Long-chain acyl-CoA profiles in cultured fibroblasts from patients with defects in fatty acid oxidation

Abstract

Negative chemical ionization (NCI) mass spectrometry was used to quantify the acyl-CoA intermediates present in human fibroblasts growing in media containing the long-chain fatty acid, palmitate. The acyl-CoA intermediates were detected as the N-acyl pentafluorobenzyl glycinates. In fibroblasts from normal individuals only saturated acyl-CoA esters were detected, supporting the concept that the acyl-CoA dehydrogenase reaction is the rate-limiting step of intramitochondrial fatty acid oxidation. In patients with inherited enzymatic defects of intramitochondrial long-chain fatty acid oxidation, there was not a significant increase in the amount of long-chain acyl-CoA compounds, with palmitoyl-CoA amounts similar to those found in controls.

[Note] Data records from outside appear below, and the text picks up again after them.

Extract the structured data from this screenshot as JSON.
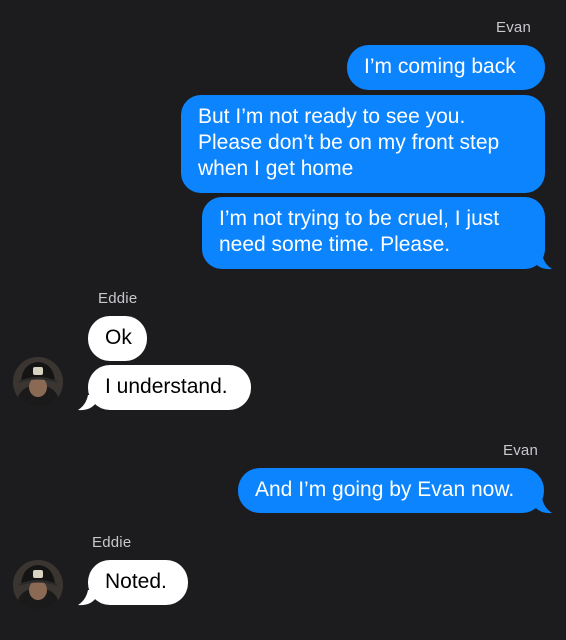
{
  "messages": {
    "evan_name_1": "Evan",
    "out_1": "I’m coming back",
    "out_2": "But I’m not ready to see you.\nPlease don’t be on my front step\nwhen I get home",
    "out_3": "I’m not trying to be cruel, I just\nneed some time. Please.",
    "eddie_name_1": "Eddie",
    "in_1": "Ok",
    "in_2": "I understand.",
    "evan_name_2": "Evan",
    "out_4": "And I’m going by Evan now.",
    "eddie_name_2": "Eddie",
    "in_3": "Noted."
  },
  "colors": {
    "background": "#1c1c1e",
    "outgoing_bubble": "#0b84fe",
    "incoming_bubble": "#ffffff",
    "sender_label": "#c7c7cc"
  },
  "icons": {
    "avatar": "firefighter-helmet-avatar-icon"
  }
}
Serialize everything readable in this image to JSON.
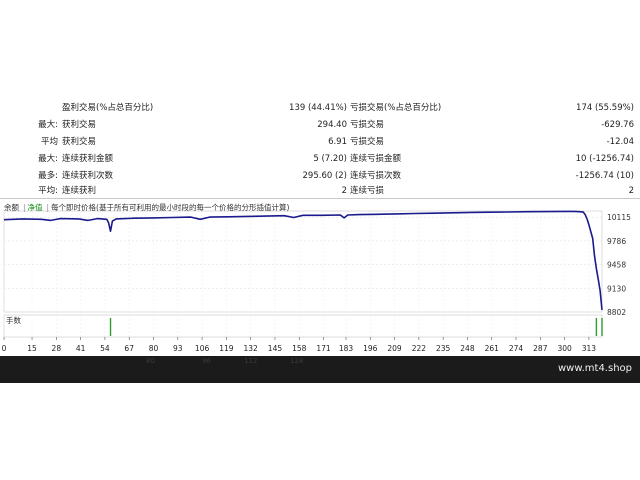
{
  "stats": {
    "rows": [
      {
        "prefix": "",
        "label": "盈利交易(%占总百分比)",
        "value": "139 (44.41%)",
        "label2": "亏损交易(%占总百分比)",
        "value2": "174 (55.59%)"
      },
      {
        "prefix": "最大:",
        "label": "获利交易",
        "value": "294.40",
        "label2": "亏损交易",
        "value2": "-629.76"
      },
      {
        "prefix": "平均",
        "label": "获利交易",
        "value": "6.91",
        "label2": "亏损交易",
        "value2": "-12.04"
      },
      {
        "prefix": "最大:",
        "label": "连续获利金额",
        "value": "5 (7.20)",
        "label2": "连续亏损金额",
        "value2": "10 (-1256.74)"
      },
      {
        "prefix": "最多:",
        "label": "连续获利次数",
        "value": "295.60 (2)",
        "label2": "连续亏损次数",
        "value2": "-1256.74 (10)"
      },
      {
        "prefix": "平均:",
        "label": "连续获利",
        "value": "2",
        "label2": "连续亏损",
        "value2": "2"
      }
    ]
  },
  "chart": {
    "legend": {
      "balance": "余额",
      "equity": "净值",
      "description": "每个即时价格(基于所有可利用的最小时段的每一个价格的分形插值计算)"
    },
    "volume_label": "手数",
    "line_color": "#1a1a8c",
    "volume_color": "#2e9e2e",
    "watermark": "www.mt4.shop",
    "faded_ticks": [
      {
        "label": "80",
        "color": "#3a3a3a"
      },
      {
        "label": "96",
        "color": "#3a3a3a"
      },
      {
        "label": "112",
        "color": "#3a3a3a"
      },
      {
        "label": "128",
        "color": "#3a3a3a"
      }
    ]
  },
  "chart_data": {
    "type": "line",
    "title": "",
    "xlabel": "",
    "ylabel": "",
    "xlim": [
      0,
      320
    ],
    "ylim": [
      8802,
      10200
    ],
    "x_ticks": [
      0,
      15,
      28,
      41,
      54,
      67,
      80,
      93,
      106,
      119,
      132,
      145,
      158,
      171,
      183,
      196,
      209,
      222,
      235,
      248,
      261,
      274,
      287,
      300,
      313
    ],
    "y_ticks": [
      10115,
      9786,
      9458,
      9130,
      8802
    ],
    "series": [
      {
        "x": [
          0,
          10,
          20,
          25,
          30,
          40,
          45,
          50,
          55,
          56,
          57,
          58,
          60,
          70,
          80,
          90,
          100,
          105,
          110,
          120,
          130,
          140,
          150,
          155,
          160,
          170,
          180,
          182,
          184,
          190,
          200,
          210,
          220,
          230,
          240,
          250,
          260,
          270,
          280,
          290,
          300,
          305,
          308,
          310,
          311,
          312,
          313,
          315,
          316,
          317,
          318,
          319,
          320
        ],
        "y": [
          10080,
          10090,
          10085,
          10070,
          10095,
          10090,
          10070,
          10095,
          10085,
          10035,
          9920,
          10060,
          10090,
          10100,
          10105,
          10110,
          10115,
          10085,
          10115,
          10120,
          10125,
          10130,
          10135,
          10110,
          10140,
          10140,
          10145,
          10105,
          10145,
          10150,
          10155,
          10160,
          10165,
          10170,
          10175,
          10180,
          10183,
          10186,
          10190,
          10192,
          10195,
          10195,
          10190,
          10185,
          10150,
          10090,
          10010,
          9820,
          9580,
          9400,
          9250,
          9100,
          8830
        ]
      }
    ],
    "volume_bars": [
      {
        "x": 57,
        "v": 1
      },
      {
        "x": 317,
        "v": 1
      },
      {
        "x": 320,
        "v": 1
      }
    ]
  }
}
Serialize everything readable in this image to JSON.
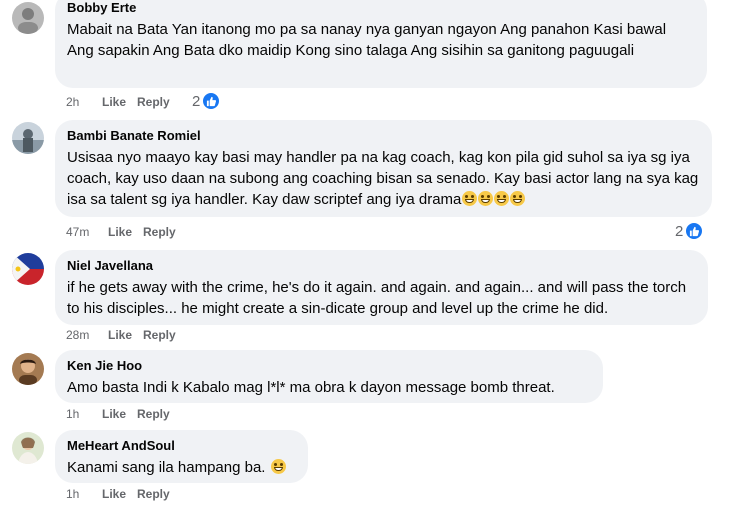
{
  "comments": [
    {
      "author": "Bobby Erte",
      "text": "Mabait na Bata Yan itanong mo pa sa nanay nya ganyan ngayon Ang panahon Kasi bawal Ang sapakin Ang Bata dko maidip Kong sino talaga Ang sisihin sa ganitong paguugali",
      "time": "2h",
      "like_label": "Like",
      "reply_label": "Reply",
      "reaction_count": "2"
    },
    {
      "author": "Bambi Banate Romiel",
      "text": "Usisaa nyo maayo kay basi may handler pa na kag coach, kag kon pila gid suhol sa iya sg iya coach, kay uso daan na subong ang coaching bisan sa senado. Kay basi actor lang na sya kag isa sa talent sg iya handler. Kay daw scriptef ang iya drama",
      "time": "47m",
      "like_label": "Like",
      "reply_label": "Reply",
      "reaction_count": "2"
    },
    {
      "author": "Niel Javellana",
      "text": "if he gets away with the crime, he's do it again. and again. and again... and will pass the torch to his disciples... he might create a sin-dicate group and level up the crime he did.",
      "time": "28m",
      "like_label": "Like",
      "reply_label": "Reply"
    },
    {
      "author": "Ken Jie Hoo",
      "text": "Amo basta Indi k Kabalo mag l*l* ma obra k dayon message bomb threat.",
      "time": "1h",
      "like_label": "Like",
      "reply_label": "Reply"
    },
    {
      "author": "MeHeart AndSoul",
      "text": "Kanami sang ila hampang ba.",
      "time": "1h",
      "like_label": "Like",
      "reply_label": "Reply"
    }
  ],
  "icons": {
    "reaction": "like-thumb-icon",
    "emoji": "grinning-face-emoji-icon"
  },
  "colors": {
    "bubble": "#f0f2f5",
    "meta": "#65676b",
    "like_blue": "#1877f2"
  }
}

However, there was a sharp decrease in the relative amount of lauroyl-CoA and a resultant sixfold elevation in the palmitoyl-CoA:lauroyl-CoA ratio. In contrast, fibroblasts with a defect involving the transport of fatty acids across the mitochondrial membrane, carnitine palmitoyl transferase 1 deficiency, had a fourfold increase in palmitoyl-CoA. Our results suggest that acyl-CoA esters in biological tissues are readily detectable using NCI mass spectrometry. This approach is significantly more sensitive than previous methods for the detection of these important metabolic intermediates, and may prove useful in the study of fatty acid oxidation in both normal and enzyme-deficient tissues.